Alan Burlison wrote:
> Rich Teer wrote:
>
>   
>> As would I.  The necessity to file a contributor agreement seems to imply
>> that the only contribution is by way of code.  Why would someone contributes
>> by advocacy need to sign a contributor agreement?
>>     
>
> Significant contributions in the form of documentation also require CAs, 
> they aren't just restricted to code.  From the Contributor Agreement:
>
> "1. The term 'contribution' means any source code, object code, patch, 
> tool, sample, graphic, specification, manual, documentation, or any 
> other material posted or submitted by you to a project."
>   

There are also contributions that have been made without an SCA.  In 
particular, contributions that come with a license *other* than CDDL 
(such as BSD licensed code, or possibly creative commons media 
submissions) have such generous licensing terms that SCA isn't required.

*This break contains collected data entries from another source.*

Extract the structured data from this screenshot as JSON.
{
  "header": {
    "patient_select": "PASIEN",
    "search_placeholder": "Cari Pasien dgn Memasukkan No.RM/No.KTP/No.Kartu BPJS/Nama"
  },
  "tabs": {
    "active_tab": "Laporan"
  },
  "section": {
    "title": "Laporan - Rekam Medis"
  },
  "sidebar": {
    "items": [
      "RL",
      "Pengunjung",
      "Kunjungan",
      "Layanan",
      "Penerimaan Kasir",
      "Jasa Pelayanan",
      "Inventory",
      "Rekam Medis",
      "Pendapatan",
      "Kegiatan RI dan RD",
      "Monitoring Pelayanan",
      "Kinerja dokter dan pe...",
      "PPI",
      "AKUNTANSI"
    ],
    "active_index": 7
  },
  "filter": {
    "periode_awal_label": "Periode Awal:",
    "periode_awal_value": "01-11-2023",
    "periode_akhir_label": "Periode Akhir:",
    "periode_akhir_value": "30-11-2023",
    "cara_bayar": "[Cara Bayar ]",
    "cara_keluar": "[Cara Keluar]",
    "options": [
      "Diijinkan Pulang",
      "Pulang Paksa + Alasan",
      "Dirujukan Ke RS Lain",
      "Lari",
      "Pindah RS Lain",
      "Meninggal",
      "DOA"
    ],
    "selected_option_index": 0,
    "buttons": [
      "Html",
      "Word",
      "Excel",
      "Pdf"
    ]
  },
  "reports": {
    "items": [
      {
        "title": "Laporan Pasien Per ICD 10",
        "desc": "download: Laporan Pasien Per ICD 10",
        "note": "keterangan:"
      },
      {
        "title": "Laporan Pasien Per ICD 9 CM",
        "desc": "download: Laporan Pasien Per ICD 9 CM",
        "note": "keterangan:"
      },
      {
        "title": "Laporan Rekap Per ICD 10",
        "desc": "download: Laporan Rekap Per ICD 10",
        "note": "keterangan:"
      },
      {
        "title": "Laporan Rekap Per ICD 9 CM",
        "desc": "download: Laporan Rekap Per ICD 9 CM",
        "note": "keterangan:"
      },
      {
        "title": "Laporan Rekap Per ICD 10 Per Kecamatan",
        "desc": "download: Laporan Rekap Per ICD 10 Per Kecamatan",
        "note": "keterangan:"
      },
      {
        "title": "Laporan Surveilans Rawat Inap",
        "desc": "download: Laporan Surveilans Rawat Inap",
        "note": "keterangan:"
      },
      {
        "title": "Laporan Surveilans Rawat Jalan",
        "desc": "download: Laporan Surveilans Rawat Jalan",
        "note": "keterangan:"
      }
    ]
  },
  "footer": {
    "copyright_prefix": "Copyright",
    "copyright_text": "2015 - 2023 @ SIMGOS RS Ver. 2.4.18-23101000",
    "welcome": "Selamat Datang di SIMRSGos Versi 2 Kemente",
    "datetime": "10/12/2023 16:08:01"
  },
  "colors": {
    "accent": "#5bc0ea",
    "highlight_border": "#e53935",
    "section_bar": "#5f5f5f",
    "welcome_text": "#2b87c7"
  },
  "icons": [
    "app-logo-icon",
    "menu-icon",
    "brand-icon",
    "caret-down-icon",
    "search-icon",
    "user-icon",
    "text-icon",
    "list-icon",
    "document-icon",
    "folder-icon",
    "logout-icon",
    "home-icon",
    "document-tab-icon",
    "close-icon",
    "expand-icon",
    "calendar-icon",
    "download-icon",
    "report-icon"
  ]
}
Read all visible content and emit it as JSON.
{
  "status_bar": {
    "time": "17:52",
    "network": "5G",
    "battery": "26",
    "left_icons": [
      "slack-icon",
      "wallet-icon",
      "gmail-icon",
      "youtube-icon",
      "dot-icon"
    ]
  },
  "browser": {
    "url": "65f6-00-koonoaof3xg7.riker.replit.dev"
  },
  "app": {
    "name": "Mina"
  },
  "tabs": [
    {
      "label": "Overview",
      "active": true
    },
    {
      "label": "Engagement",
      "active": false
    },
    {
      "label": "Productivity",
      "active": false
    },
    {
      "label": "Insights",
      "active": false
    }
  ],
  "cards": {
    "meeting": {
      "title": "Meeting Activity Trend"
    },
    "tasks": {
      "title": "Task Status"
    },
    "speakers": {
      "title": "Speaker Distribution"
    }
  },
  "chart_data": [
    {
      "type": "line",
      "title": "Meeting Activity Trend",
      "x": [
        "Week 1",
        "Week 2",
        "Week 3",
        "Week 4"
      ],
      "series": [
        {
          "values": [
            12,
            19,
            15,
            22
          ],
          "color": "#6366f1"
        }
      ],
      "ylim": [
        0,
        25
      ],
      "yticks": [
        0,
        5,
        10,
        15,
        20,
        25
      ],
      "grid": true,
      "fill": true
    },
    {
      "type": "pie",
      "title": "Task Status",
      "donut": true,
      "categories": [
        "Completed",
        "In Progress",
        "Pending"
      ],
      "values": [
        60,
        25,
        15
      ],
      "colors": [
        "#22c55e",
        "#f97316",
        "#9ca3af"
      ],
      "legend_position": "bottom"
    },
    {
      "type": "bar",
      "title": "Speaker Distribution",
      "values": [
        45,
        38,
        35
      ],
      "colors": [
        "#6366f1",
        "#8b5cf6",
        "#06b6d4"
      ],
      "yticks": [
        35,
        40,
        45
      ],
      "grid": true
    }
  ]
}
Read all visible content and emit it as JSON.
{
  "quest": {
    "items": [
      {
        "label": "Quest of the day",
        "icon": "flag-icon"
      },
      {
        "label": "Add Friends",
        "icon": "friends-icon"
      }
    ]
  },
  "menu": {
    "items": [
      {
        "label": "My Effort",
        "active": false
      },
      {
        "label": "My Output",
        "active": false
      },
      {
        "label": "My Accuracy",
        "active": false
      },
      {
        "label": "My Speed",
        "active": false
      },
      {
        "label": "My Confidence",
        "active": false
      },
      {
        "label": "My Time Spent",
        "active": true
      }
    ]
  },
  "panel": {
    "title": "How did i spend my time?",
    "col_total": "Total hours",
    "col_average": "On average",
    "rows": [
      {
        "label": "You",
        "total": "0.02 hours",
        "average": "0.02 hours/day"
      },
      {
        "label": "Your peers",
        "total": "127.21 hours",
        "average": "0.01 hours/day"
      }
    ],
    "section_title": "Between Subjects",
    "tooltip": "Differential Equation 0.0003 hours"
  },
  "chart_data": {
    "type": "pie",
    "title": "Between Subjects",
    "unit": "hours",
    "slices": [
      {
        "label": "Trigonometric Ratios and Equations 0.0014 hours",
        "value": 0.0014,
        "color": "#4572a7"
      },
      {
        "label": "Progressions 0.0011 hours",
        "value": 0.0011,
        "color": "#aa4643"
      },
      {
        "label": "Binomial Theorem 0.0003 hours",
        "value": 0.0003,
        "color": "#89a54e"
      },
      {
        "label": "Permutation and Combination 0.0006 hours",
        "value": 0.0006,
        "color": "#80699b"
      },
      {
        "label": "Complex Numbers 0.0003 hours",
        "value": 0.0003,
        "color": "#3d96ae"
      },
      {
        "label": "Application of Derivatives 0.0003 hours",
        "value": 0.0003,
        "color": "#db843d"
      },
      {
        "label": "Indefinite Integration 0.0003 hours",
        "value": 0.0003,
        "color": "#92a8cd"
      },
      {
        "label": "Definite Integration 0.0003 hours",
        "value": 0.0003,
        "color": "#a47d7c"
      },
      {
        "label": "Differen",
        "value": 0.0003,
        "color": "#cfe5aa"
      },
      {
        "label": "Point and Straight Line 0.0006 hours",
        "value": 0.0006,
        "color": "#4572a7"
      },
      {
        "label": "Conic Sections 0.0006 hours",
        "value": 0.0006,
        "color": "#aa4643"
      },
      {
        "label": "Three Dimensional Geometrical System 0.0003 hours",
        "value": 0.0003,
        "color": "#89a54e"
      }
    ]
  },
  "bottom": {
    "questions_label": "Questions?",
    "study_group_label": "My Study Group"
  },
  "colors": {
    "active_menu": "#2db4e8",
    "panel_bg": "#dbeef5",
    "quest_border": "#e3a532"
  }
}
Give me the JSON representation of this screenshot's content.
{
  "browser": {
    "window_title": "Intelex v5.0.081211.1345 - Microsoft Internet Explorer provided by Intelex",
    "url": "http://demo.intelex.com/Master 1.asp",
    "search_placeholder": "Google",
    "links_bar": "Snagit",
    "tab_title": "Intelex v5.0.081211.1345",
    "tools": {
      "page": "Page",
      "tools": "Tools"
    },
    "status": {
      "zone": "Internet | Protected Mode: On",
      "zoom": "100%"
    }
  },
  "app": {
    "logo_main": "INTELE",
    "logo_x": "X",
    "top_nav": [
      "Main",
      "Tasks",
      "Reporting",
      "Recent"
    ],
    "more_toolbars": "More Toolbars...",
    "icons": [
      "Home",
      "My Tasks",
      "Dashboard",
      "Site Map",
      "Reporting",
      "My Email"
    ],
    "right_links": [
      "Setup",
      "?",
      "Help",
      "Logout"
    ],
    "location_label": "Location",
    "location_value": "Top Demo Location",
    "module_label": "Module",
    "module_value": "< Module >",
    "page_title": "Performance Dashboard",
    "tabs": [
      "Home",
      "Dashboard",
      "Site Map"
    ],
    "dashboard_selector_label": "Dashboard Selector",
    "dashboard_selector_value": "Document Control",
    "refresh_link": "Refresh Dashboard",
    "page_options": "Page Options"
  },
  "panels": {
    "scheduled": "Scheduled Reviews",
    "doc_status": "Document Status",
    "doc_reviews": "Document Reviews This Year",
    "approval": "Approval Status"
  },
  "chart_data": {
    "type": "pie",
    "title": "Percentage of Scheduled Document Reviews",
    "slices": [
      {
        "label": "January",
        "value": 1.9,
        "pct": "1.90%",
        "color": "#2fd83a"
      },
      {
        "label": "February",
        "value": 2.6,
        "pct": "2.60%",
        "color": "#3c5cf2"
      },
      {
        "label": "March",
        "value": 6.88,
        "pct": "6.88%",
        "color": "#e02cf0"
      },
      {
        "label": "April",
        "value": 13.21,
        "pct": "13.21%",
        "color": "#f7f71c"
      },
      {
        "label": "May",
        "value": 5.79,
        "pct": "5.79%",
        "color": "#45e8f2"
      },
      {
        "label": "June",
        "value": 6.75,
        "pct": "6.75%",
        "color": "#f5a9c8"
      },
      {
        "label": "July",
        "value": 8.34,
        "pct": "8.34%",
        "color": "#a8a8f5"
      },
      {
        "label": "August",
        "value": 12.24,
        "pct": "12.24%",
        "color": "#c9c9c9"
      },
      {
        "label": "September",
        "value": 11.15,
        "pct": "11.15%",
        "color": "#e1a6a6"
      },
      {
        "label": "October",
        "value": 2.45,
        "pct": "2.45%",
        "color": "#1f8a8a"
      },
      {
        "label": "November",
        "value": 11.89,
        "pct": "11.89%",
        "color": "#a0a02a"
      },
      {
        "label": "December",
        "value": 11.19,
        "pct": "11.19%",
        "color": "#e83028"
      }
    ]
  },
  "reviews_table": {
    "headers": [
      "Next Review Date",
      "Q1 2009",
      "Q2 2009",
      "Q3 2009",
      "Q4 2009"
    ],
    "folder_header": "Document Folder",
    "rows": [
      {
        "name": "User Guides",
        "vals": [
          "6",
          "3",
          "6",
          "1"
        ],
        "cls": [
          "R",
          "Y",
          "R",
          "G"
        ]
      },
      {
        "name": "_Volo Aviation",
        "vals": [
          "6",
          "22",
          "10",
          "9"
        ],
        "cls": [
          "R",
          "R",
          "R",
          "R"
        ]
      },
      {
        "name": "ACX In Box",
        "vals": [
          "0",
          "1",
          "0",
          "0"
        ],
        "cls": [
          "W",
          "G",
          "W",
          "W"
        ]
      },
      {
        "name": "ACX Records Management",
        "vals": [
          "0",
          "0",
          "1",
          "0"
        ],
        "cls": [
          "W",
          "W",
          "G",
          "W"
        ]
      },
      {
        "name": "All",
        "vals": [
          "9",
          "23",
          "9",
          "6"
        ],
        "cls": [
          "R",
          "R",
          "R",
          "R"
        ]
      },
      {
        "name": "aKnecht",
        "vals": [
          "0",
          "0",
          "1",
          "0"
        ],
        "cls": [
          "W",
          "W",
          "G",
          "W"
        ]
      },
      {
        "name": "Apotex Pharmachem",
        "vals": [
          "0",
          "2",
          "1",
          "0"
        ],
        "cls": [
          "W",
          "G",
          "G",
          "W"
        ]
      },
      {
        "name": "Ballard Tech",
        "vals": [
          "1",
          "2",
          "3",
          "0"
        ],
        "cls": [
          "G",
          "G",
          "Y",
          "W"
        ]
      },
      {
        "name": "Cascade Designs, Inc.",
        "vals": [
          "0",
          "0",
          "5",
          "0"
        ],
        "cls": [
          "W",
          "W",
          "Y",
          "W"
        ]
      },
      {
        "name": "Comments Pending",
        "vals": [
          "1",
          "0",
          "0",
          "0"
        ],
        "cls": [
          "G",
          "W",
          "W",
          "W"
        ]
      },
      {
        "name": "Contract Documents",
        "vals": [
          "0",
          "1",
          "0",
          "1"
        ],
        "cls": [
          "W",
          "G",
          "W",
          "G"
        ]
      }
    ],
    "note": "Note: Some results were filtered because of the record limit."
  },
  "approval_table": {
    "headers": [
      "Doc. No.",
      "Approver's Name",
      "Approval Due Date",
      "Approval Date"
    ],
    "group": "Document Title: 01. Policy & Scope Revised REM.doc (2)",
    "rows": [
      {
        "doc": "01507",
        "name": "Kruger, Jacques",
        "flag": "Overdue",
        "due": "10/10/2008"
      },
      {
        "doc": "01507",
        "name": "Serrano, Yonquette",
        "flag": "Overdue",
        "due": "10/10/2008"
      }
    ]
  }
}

There is at least one precedent for this.  My own afe and mxfe drivers 
were submitted without use of an SCA, but merely on the basis of the BSD 
license.  (Even though I have an SCA, which is apparently meaningless 
now, now that I'm a Sun employee.)

The SCA itself is something intended to grant co-ownership of IP rights 
to Sun.  I'd rather not codify this particular relationship between 
contributors and Sun in our constitution, if we can help it.  Speaking 
as a community member (rather than a Sun employee), it seems like it 
should be perfectly reasonable to contribute code to OpenSolaris without 
an SCA -- I don't think the "community" in particular gets any extra 
value from the SCA -- all it does is give Sun the ability not to be 
bound by the original CDDL on contributions.  (This power can be used 
for good or ill .  A good example might be an upgrade to the license 
language if CDDL were found to be legally indefensible.  An obvious 
example of ill would be if Sun decides to stop investing in OpenSolaris 
and develop an exclusively closed-source version of Solaris -- note that 
I don't think that this is particularly likely.)  Therefore, Sun's 
requirement for an SCA on file doesn't (IMO) necessarily translate well 
to any intrinsic requirement from the community.